Bij de berekening van het NBI in 2015 houdt het hof naast de uitkering van Delta Lloyd rekening met de zelfstandigenaftrek van € 7.280,- de MKB-winstvrijstelling van € 2.379,-, de algemene heffingskorting en arbeidskorting, de belastingtarieven 2014, een premie arbeidsongeschiktheidsverzekering van € 5.152,- (uit jaarstukken 2015) per jaar en de op aanslag te betalen inkomensafhankelijke premie ZVW. Aldus berekent het hof het NBI voor 2015 op € 2.729,- per maand.

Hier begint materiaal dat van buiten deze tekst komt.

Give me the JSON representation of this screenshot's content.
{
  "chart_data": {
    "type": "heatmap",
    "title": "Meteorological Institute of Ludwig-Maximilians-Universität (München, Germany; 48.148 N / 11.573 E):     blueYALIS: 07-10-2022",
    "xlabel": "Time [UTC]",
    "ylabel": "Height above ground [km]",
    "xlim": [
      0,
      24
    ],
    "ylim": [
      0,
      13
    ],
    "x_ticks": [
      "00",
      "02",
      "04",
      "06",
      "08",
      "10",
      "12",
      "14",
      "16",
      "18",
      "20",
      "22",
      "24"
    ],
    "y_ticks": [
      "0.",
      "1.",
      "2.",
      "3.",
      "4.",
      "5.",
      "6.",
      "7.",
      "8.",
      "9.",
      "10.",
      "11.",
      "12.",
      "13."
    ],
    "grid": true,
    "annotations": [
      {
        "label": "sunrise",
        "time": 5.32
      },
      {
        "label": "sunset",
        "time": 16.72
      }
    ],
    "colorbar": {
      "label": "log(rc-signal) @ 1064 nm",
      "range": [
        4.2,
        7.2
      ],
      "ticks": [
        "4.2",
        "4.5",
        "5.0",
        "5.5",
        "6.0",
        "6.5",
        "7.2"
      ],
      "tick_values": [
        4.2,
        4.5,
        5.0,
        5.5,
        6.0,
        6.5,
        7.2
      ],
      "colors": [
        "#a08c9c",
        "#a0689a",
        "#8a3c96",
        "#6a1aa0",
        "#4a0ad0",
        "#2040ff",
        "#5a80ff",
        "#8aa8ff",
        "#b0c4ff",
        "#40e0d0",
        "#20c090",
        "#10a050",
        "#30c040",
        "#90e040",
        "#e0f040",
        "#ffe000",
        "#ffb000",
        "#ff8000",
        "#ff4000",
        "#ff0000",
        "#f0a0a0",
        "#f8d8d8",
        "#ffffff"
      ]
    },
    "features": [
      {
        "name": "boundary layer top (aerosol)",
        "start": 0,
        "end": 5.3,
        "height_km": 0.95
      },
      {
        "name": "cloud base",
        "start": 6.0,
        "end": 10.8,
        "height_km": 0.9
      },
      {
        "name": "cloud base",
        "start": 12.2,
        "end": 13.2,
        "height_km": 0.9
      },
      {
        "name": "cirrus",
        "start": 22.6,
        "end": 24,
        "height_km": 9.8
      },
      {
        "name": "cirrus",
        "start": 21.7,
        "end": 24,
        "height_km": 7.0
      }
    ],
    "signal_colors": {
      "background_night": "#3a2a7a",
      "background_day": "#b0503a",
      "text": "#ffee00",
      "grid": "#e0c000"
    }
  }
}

Het gemiddeld NBI over de jaren 2014 en 2015 van de man is daarmee € 2.517,- per maand. Gelet op het ontbreken van adequate inkomensgegevens over 2016 gaat het hof ervan uit dat de man dit NBI ook in 2016 heeft gehad.
5.13
De draagkracht van de man kan vervolgens worden vastgesteld aan de hand van de in rechtsoverweging 5.9 gemelde formule, en wordt door het hof aldus berekend op € 610,33 per maand. De gezamenlijke draagkracht van partijen is € 635,33 (€ 25,- + € 610,33) en dit is meer dan de behoefte van [kind 2] van € 580,64 per maand op de ingangsdatum, zodat het hof een draagkrachtvergelijking zal maken.
Het eigen aandeel van de man in de behoefte van [kind 2] is op grond van deze draagkrachtvergelijking: 610,33/635,33 x € 580,64 = (afgerond) € 558,- per maand.

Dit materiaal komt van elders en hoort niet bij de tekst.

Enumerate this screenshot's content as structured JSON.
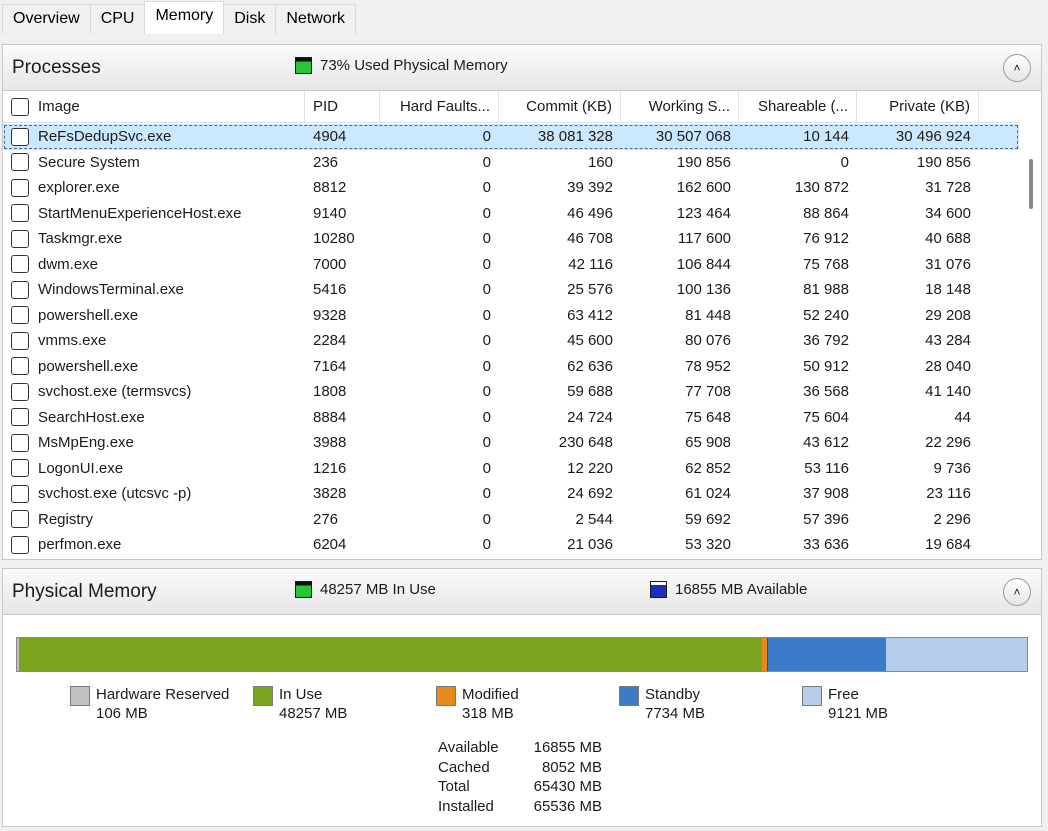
{
  "tabs": [
    {
      "label": "Overview"
    },
    {
      "label": "CPU"
    },
    {
      "label": "Memory",
      "active": true
    },
    {
      "label": "Disk"
    },
    {
      "label": "Network"
    }
  ],
  "processes": {
    "title": "Processes",
    "summary": "73% Used Physical Memory",
    "columns": [
      "Image",
      "PID",
      "Hard Faults...",
      "Commit (KB)",
      "Working S...",
      "Shareable (...",
      "Private (KB)"
    ],
    "rows": [
      [
        "ReFsDedupSvc.exe",
        "4904",
        "0",
        "38 081 328",
        "30 507 068",
        "10 144",
        "30 496 924"
      ],
      [
        "Secure System",
        "236",
        "0",
        "160",
        "190 856",
        "0",
        "190 856"
      ],
      [
        "explorer.exe",
        "8812",
        "0",
        "39 392",
        "162 600",
        "130 872",
        "31 728"
      ],
      [
        "StartMenuExperienceHost.exe",
        "9140",
        "0",
        "46 496",
        "123 464",
        "88 864",
        "34 600"
      ],
      [
        "Taskmgr.exe",
        "10280",
        "0",
        "46 708",
        "117 600",
        "76 912",
        "40 688"
      ],
      [
        "dwm.exe",
        "7000",
        "0",
        "42 116",
        "106 844",
        "75 768",
        "31 076"
      ],
      [
        "WindowsTerminal.exe",
        "5416",
        "0",
        "25 576",
        "100 136",
        "81 988",
        "18 148"
      ],
      [
        "powershell.exe",
        "9328",
        "0",
        "63 412",
        "81 448",
        "52 240",
        "29 208"
      ],
      [
        "vmms.exe",
        "2284",
        "0",
        "45 600",
        "80 076",
        "36 792",
        "43 284"
      ],
      [
        "powershell.exe",
        "7164",
        "0",
        "62 636",
        "78 952",
        "50 912",
        "28 040"
      ],
      [
        "svchost.exe (termsvcs)",
        "1808",
        "0",
        "59 688",
        "77 708",
        "36 568",
        "41 140"
      ],
      [
        "SearchHost.exe",
        "8884",
        "0",
        "24 724",
        "75 648",
        "75 604",
        "44"
      ],
      [
        "MsMpEng.exe",
        "3988",
        "0",
        "230 648",
        "65 908",
        "43 612",
        "22 296"
      ],
      [
        "LogonUI.exe",
        "1216",
        "0",
        "12 220",
        "62 852",
        "53 116",
        "9 736"
      ],
      [
        "svchost.exe (utcsvc -p)",
        "3828",
        "0",
        "24 692",
        "61 024",
        "37 908",
        "23 116"
      ],
      [
        "Registry",
        "276",
        "0",
        "2 544",
        "59 692",
        "57 396",
        "2 296"
      ],
      [
        "perfmon.exe",
        "6204",
        "0",
        "21 036",
        "53 320",
        "33 636",
        "19 684"
      ]
    ],
    "selected_row": 0
  },
  "physical_memory": {
    "title": "Physical Memory",
    "in_use_summary": "48257 MB In Use",
    "available_summary": "16855 MB Available",
    "legend": [
      {
        "label": "Hardware Reserved",
        "value": "106 MB",
        "color": "#c0c0c0"
      },
      {
        "label": "In Use",
        "value": "48257 MB",
        "color": "#7aa41e"
      },
      {
        "label": "Modified",
        "value": "318 MB",
        "color": "#e8891c"
      },
      {
        "label": "Standby",
        "value": "7734 MB",
        "color": "#3a7cc8"
      },
      {
        "label": "Free",
        "value": "9121 MB",
        "color": "#b5cdeb"
      }
    ],
    "bar_mb": {
      "hardware_reserved": 106,
      "in_use": 48257,
      "modified": 318,
      "standby": 7734,
      "free": 9121
    },
    "stats": [
      {
        "label": "Available",
        "value": "16855 MB"
      },
      {
        "label": "Cached",
        "value": "8052 MB"
      },
      {
        "label": "Total",
        "value": "65430 MB"
      },
      {
        "label": "Installed",
        "value": "65536 MB"
      }
    ]
  },
  "colors": {
    "selection": "#cce8ff",
    "accent": "#3a6ea5"
  }
}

Het hof zal op dit bedrag geen zorgkorting toepassen, nu is gebleken dat [kind 2] al lange tijd niet meer bij zijn vader komt of verblijft en niet aannemelijk is dat daar op korte termijn verandering in zal komen. Aldus voorziet de man feitelijk niet in natura in de behoefte van [kind 2] . Het hof zal beslissen dat de man aan de vrouw met ingang van 1 november 2015 als bijdrage in de kosten van verzorging en opvoeding van [kind 2] € 558,- per maand zal betalen, de toekomstige termijnen telkens bij vooruitbetaling te voldoen. De grieven 3 tot en met 5 en 9 van de man falen voor zover het de bijdrage in de kosten van [kind 2] betreft. Grief 1 van de vrouw slaagt deels voor zover het de bijdrage van de man betreft, nu zij heeft verzocht om een bijdrage van € 589,- per maand.
partneralimentatie
5.14
De grieven 6 tot en met 9 van de man en de tweede grief van de vrouw zien alle op de bijdrage van de man in het levensonderhoud van de vrouw (partneralimentatie). De vrouw stelt dat de rechtbank haar behoefte onjuist heeft vastgesteld, dat haar huwelijksgerelateerde behoefte € 1.978,- per maand (60% van [3.885 – 589]) is en zij gelet op haar inkomen behoefte heeft aan een bijdrage van de man in haar levensonderhoud van € 1.187,- netto per maand.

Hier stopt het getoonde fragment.